What are Ordinary Shares?
Ordinary shares are usually shares issued to the founders of the start up. These shares have more rights and give you control compared to preference shares but are the last to get a claim on assets and income in the event of liquidation. Preference shareholders and other creditors will be prioritized over ordinary shareholders’ claims.
Investors with ordinary shares have voting rights in the company. These shares give you a say in matters such as the selection of the board of directors, changes in the company charter and company direction.
As the owners, ordinary shareholders have a right to the income balance after preference shares dividends are paid. However, dividends for ordinary shareholders can either be paid out or kept as retained earnings. The company may decide for the ordinary shareholders’ dividends to be reinvested for reasons such as to increase the value of the shares of the company or for future expansion.
Ordinary shareholders also have the right to maintain a proportionate share of ownership in the firm. When new shares are issued, ordinary shareholders have the first right of refusal.
The disadvantages of ordinary shares vs preference shares:
- Priority of Dividend Distribution: priority is given to preference shareholders. Ordinary shareholders get paid last.
- The investment in ordinary shares is volatile compared to preference shares, especially for start-up companies. According to Tracxn, there are approximately 5,000 startups in Malaysia. The failure rate of startups is standing at 90% and only a mere 10% of them will succeed eventually.
- In the event that the company is in liquidation, as an ordinary shareholder, your claim on the assets will rank below preference shareholder and other stakeholders, including the creditors etc.
What are Preference Shares?
Preference shares are shares that take priority over ordinary shares in terms of dividends and asset claims and usually comes with provisional voting rights. Unlike ordinary shareholders, the Provision of Protection only allows voting rights to preference shareholders in the event of no dividend payments.

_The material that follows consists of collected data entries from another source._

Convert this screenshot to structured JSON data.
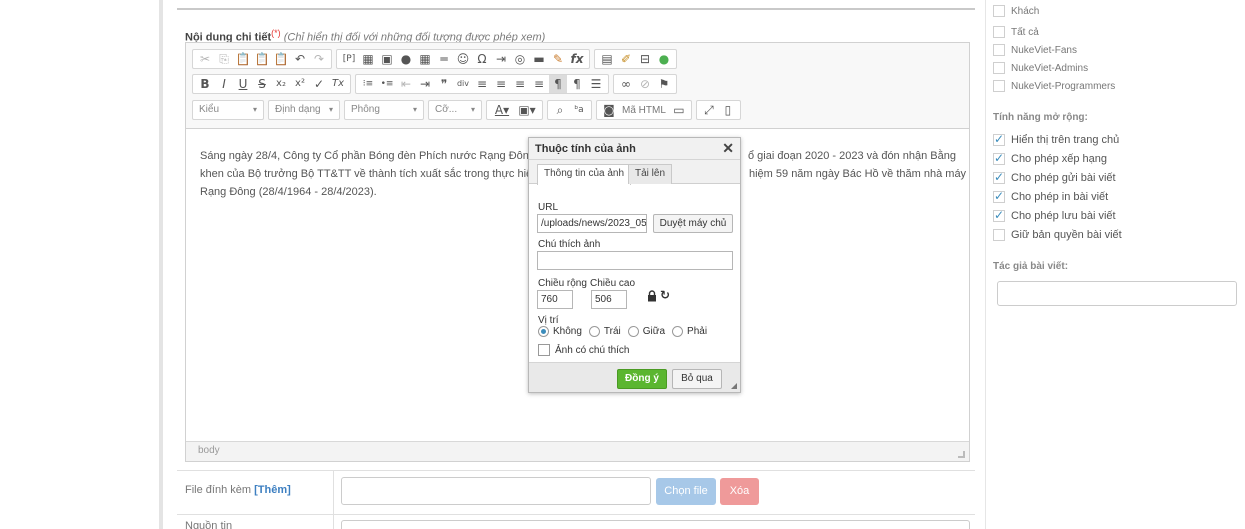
{
  "editor_field": {
    "label": "Nội dung chi tiết",
    "required_mark": "(*)",
    "hint": "(Chỉ hiển thị đối với những đối tượng được phép xem)"
  },
  "toolbar": {
    "combos": {
      "style": "Kiểu",
      "format": "Định dạng",
      "font": "Phông",
      "size": "Cỡ..."
    },
    "source_label": "Mã HTML",
    "row1_icons": [
      "cut-icon",
      "copy-icon",
      "paste-icon",
      "paste-text-icon",
      "paste-word-icon",
      "undo-icon",
      "redo-icon",
      "template-icon",
      "form-icon",
      "image-icon",
      "flash-icon",
      "table-icon",
      "horizontal-rule-icon",
      "smiley-icon",
      "special-char-icon",
      "iframe-icon",
      "youtube-icon",
      "video-icon",
      "code-icon",
      "math-icon",
      "gallery-icon",
      "brush-icon",
      "placeholder-icon",
      "spellcheck-icon"
    ],
    "row1_glyphs": [
      "✂",
      "⎘",
      "📋",
      "📋",
      "📋",
      "↶",
      "↷",
      "[P]",
      "▦",
      "▣",
      "●",
      "▦",
      "═",
      "☺",
      "Ω",
      "⇥",
      "◎",
      "▬",
      "✎",
      "fx",
      "▤",
      "✐",
      "⊟",
      "●"
    ],
    "row2_glyphs": [
      "B",
      "I",
      "U",
      "S",
      "x₂",
      "x²",
      "✓",
      "Tx",
      "⁝≡",
      "•≡",
      "⇤",
      "⇥",
      "❞",
      "div",
      "≡",
      "≡",
      "≡",
      "≡",
      "¶",
      "¶",
      "☰",
      "∞",
      "⊘",
      "⚑"
    ],
    "row2_icons": [
      "bold-icon",
      "italic-icon",
      "underline-icon",
      "strike-icon",
      "subscript-icon",
      "superscript-icon",
      "copy-format-icon",
      "remove-format-icon",
      "numbered-list-icon",
      "bullet-list-icon",
      "outdent-icon",
      "indent-icon",
      "blockquote-icon",
      "div-icon",
      "align-left-icon",
      "align-center-icon",
      "align-right-icon",
      "justify-icon",
      "ltr-icon",
      "rtl-icon",
      "language-icon",
      "link-icon",
      "unlink-icon",
      "anchor-icon"
    ]
  },
  "editor_content": {
    "line1_a": "Sáng ngày 28/4, Công ty Cổ phần Bóng đèn Phích nước Rạng Đông  đã",
    "line1_b": "ổ giai đoạn 2020 - 2023 và đón nhận Bằng",
    "line2_a": "khen của Bộ trưởng Bộ TT&TT về thành tích xuất sắc trong thực hiện ch",
    "line2_b": "hiệm 59 năm ngày Bác Hồ về thăm nhà máy",
    "line3": "Rạng Đông (28/4/1964 - 28/4/2023).",
    "status_path": "body"
  },
  "image_dialog": {
    "title": "Thuộc tính của ảnh",
    "close_glyph": "✕",
    "tabs": [
      "Thông tin của ảnh",
      "Tải lên"
    ],
    "url_label": "URL",
    "url_value": "/uploads/news/2023_05",
    "browse_button": "Duyệt máy chủ",
    "caption_label": "Chú thích ảnh",
    "caption_value": "",
    "width_label": "Chiều rộng",
    "width_value": "760",
    "height_label": "Chiều cao",
    "height_value": "506",
    "refresh_glyph": "↻",
    "align_label": "Vị trí",
    "align_options": [
      "Không",
      "Trái",
      "Giữa",
      "Phải"
    ],
    "align_selected": "Không",
    "has_caption_label": "Ảnh có chú thích",
    "ok_button": "Đồng ý",
    "cancel_button": "Bỏ qua"
  },
  "attachments": {
    "label": "File đính kèm",
    "add_link": "[Thêm]",
    "choose_button": "Chọn file",
    "delete_button": "Xóa"
  },
  "source_field": {
    "label": "Nguồn tin"
  },
  "sidebar": {
    "groups": [
      {
        "label": "Khách",
        "checked": false
      },
      {
        "label": "Tất cả",
        "checked": false
      },
      {
        "label": "NukeViet-Fans",
        "checked": false
      },
      {
        "label": "NukeViet-Admins",
        "checked": false
      },
      {
        "label": "NukeViet-Programmers",
        "checked": false
      }
    ],
    "features_title": "Tính năng mở rộng:",
    "features": [
      {
        "label": "Hiển thị trên trang chủ",
        "checked": true
      },
      {
        "label": "Cho phép xếp hạng",
        "checked": true
      },
      {
        "label": "Cho phép gửi bài viết",
        "checked": true
      },
      {
        "label": "Cho phép in bài viết",
        "checked": true
      },
      {
        "label": "Cho phép lưu bài viết",
        "checked": true
      },
      {
        "label": "Giữ bản quyền bài viết",
        "checked": false
      }
    ],
    "author_title": "Tác giả bài viết:",
    "author_value": ""
  },
  "colors": {
    "ok_green": "#5bb630",
    "choose_blue": "#a7c8e8",
    "delete_red": "#ef9a9a",
    "check_blue": "#3c8dbc",
    "link_blue": "#3d7fc1"
  }
}
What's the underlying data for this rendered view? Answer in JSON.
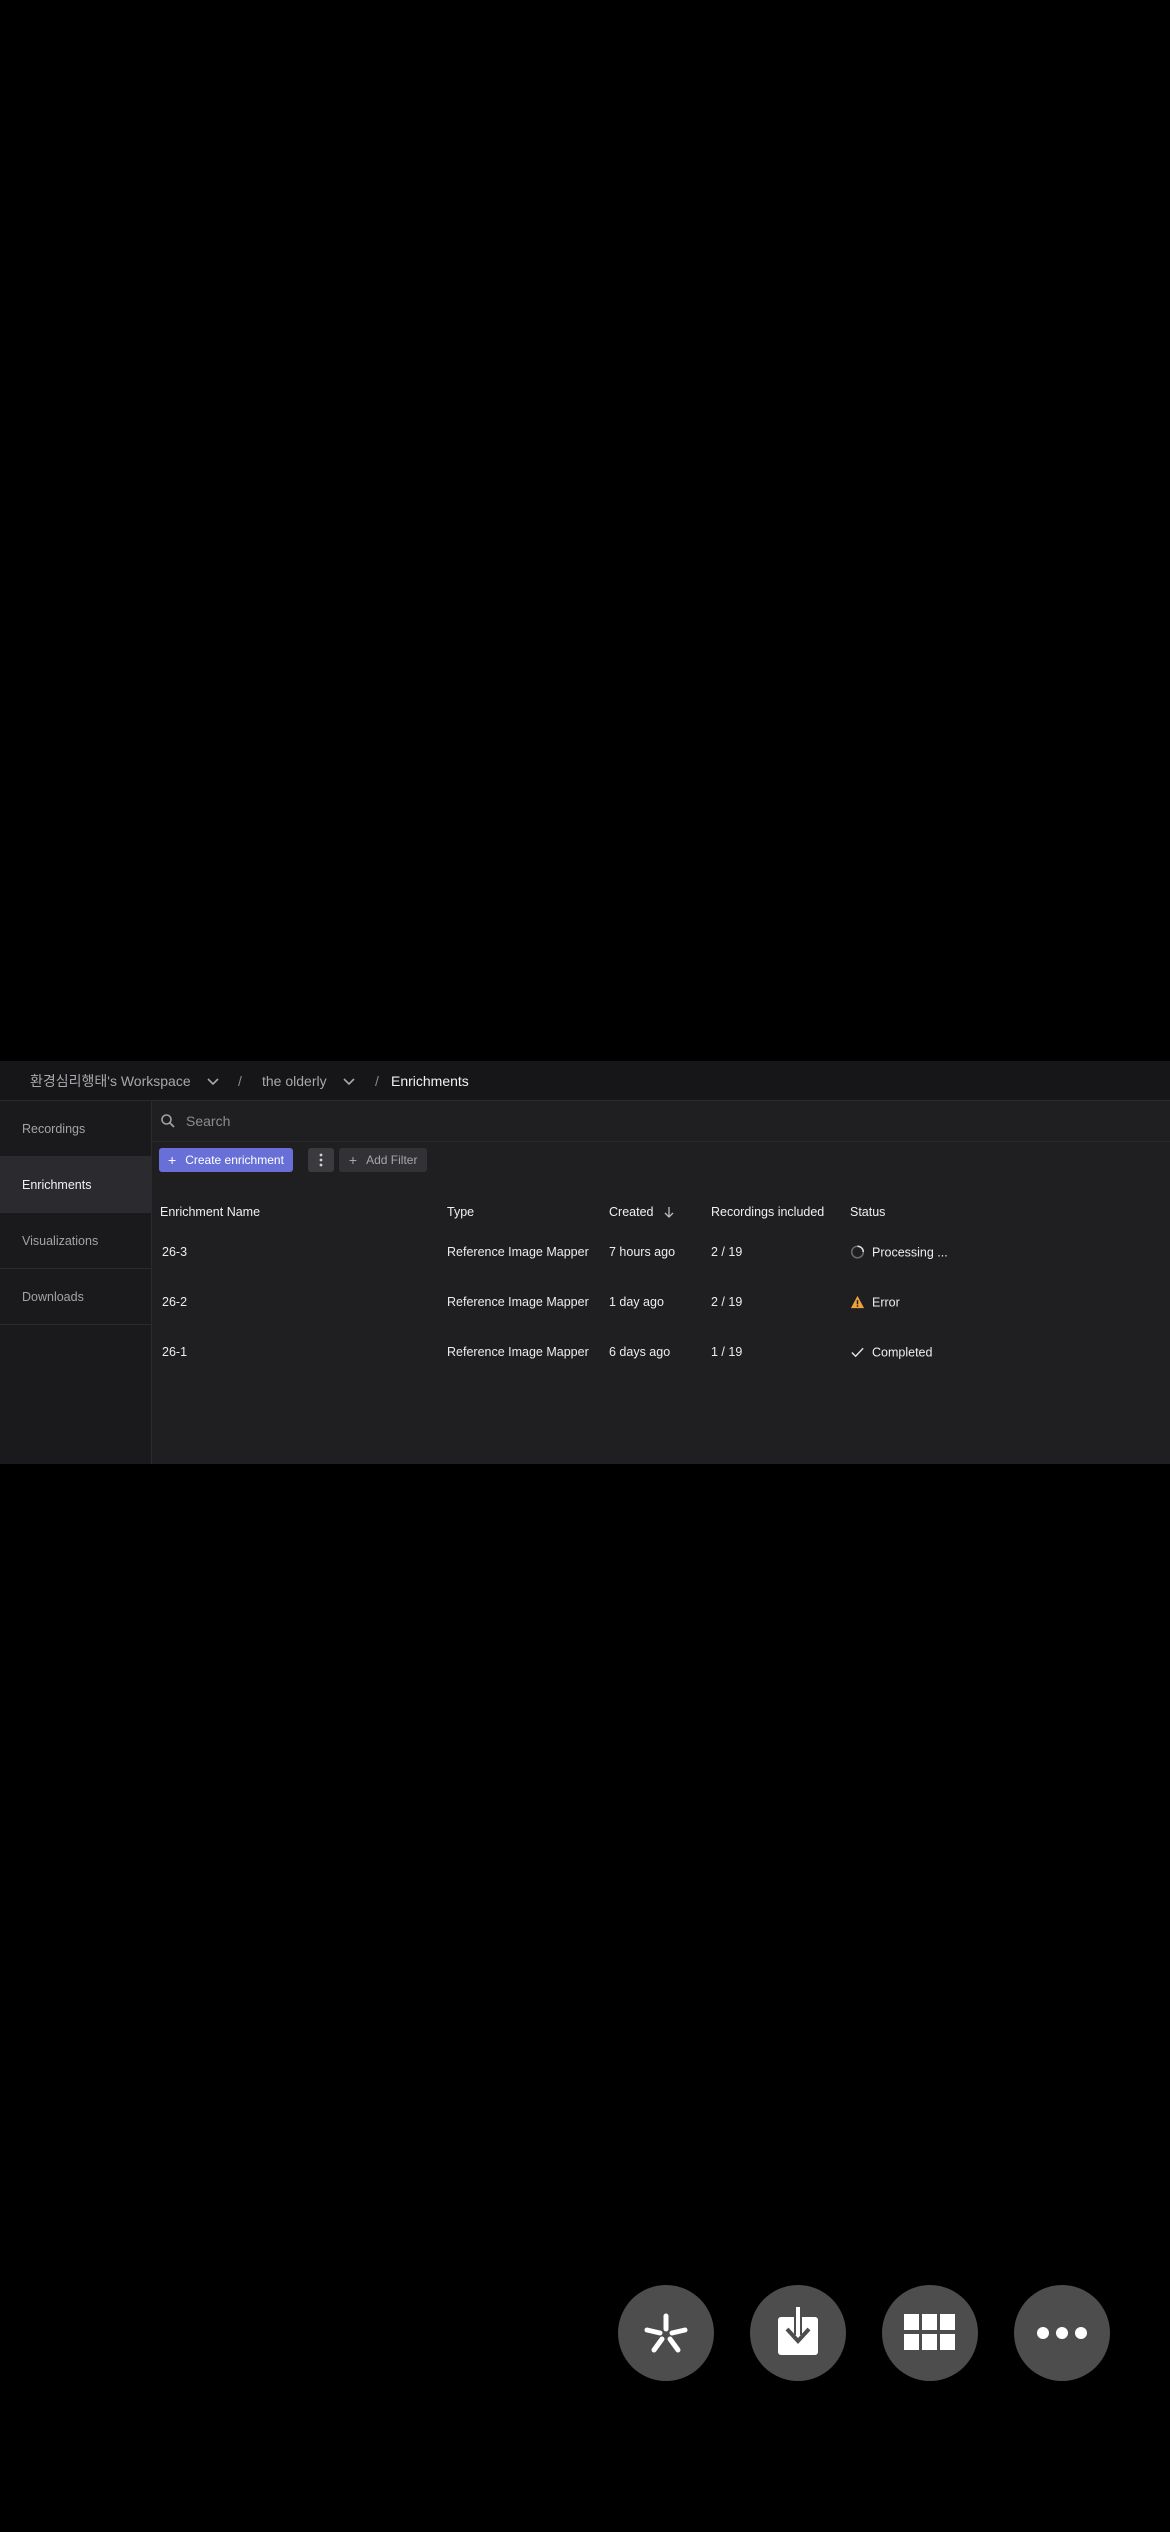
{
  "breadcrumb": {
    "workspace": "환경심리행태's Workspace",
    "project": "the olderly",
    "current": "Enrichments",
    "separator": "/"
  },
  "sidebar": {
    "items": [
      {
        "label": "Recordings",
        "active": false
      },
      {
        "label": "Enrichments",
        "active": true
      },
      {
        "label": "Visualizations",
        "active": false
      },
      {
        "label": "Downloads",
        "active": false
      }
    ]
  },
  "search": {
    "placeholder": "Search"
  },
  "toolbar": {
    "create_label": "Create enrichment",
    "filter_label": "Add Filter",
    "accent": "#6870d8"
  },
  "table": {
    "columns": [
      "Enrichment Name",
      "Type",
      "Created",
      "Recordings included",
      "Status"
    ],
    "sorted_column": "Created",
    "sort_direction": "descending",
    "rows": [
      {
        "name": "26-3",
        "type": "Reference Image Mapper",
        "created": "7 hours ago",
        "recordings": "2 / 19",
        "status": "Processing ...",
        "status_icon": "spinner-icon"
      },
      {
        "name": "26-2",
        "type": "Reference Image Mapper",
        "created": "1 day ago",
        "recordings": "2 / 19",
        "status": "Error",
        "status_icon": "warning-icon"
      },
      {
        "name": "26-1",
        "type": "Reference Image Mapper",
        "created": "6 days ago",
        "recordings": "1 / 19",
        "status": "Completed",
        "status_icon": "check-icon"
      }
    ]
  },
  "overlay_buttons": [
    "pinwheel-icon",
    "download-icon",
    "grid-icon",
    "more-icon"
  ],
  "colors": {
    "warning": "#f0a23a"
  }
}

The amount of dividend is almost always fixed, either in a fixed sum or percentage of face value.
Shareholder agreements regulate and lay down the terms and conditions of preference shares and the rights annexed to them.
Characteristics of Preference Shares
Although there may be various classes of preference shares issued by a start up, they have some shared features:
- Most preference shares produced today can be converted to a number of ordinary shares.

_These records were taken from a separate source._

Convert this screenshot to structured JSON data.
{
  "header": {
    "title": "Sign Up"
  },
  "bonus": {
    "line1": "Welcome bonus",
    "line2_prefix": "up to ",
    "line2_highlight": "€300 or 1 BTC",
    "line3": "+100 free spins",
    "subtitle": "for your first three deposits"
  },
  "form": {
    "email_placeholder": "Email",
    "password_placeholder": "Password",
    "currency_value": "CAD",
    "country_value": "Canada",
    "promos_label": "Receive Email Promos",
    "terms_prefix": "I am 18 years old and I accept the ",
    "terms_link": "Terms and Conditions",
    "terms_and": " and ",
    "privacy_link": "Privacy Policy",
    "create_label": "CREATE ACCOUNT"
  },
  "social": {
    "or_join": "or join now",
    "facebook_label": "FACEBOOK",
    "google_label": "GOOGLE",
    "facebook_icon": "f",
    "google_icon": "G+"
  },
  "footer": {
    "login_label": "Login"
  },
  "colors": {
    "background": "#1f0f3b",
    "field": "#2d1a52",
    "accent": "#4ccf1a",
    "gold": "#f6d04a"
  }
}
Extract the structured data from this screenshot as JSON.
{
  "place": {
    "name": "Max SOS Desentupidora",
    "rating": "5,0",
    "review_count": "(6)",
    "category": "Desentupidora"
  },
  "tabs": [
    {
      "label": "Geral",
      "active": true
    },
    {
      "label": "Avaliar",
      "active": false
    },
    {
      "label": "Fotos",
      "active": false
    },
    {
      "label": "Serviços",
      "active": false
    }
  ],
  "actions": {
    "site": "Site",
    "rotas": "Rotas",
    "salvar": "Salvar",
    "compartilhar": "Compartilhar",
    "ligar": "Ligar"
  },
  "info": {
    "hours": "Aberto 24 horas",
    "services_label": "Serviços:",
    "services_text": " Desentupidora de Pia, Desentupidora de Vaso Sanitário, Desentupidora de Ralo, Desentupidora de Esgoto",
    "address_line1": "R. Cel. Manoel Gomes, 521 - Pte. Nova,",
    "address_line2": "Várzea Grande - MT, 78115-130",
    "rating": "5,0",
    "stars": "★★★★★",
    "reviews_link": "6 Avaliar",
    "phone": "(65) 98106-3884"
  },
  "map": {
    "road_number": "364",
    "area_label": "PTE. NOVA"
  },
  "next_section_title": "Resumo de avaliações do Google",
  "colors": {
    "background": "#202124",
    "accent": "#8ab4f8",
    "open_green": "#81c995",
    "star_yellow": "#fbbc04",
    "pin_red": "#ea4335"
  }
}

- Most preference shares require a cumulative dividend payable to be settled before the ordinary share dividends may be declared. It provides a level of protection for preference shareholders.
- Provision of Protection allows voting rights to preference shareholders in the event of no dividend payments. The right to vote is granted after the preference shares dividend is not paid for several times.
- Participation is a rare feature which allows preference shareholders to obtain payment of dividends over time depending on income.
What is the Difference between Ordinary Shares and Preference Shares?
Preference Shares have limited and conditional voting rights but they provide an advantage in terms of dividends, as Preference Shareholders have priority over Ordinary Shareholders when receiving dividends not only when the start up is operational but also in the event of liquidation.
Preference Shares’ payment of dividends is fixed to the amount specified over an agreed period, which differs from ordinary shares which are subject to income. Dividend payout could be monthly, quarterly or yearly depending on the terms stipulated in the shareholders agreement. In this sense, preference shares are less risky compared to ordinary shares.
However, this can also be a disadvantage if the start up is gaining high profits since preference shareholders dividends are fixed.
Ordinary Shares vs Preference Shares: which is better?
There is no single answer to this question. Both shares give different rights and ownership to the holder. If the investor is looking for a less risky investment and stable income, preference shares are the first priority. If the investor is aiming for long-term success and participation in the business with the founders, then ordinary shares should be their first option.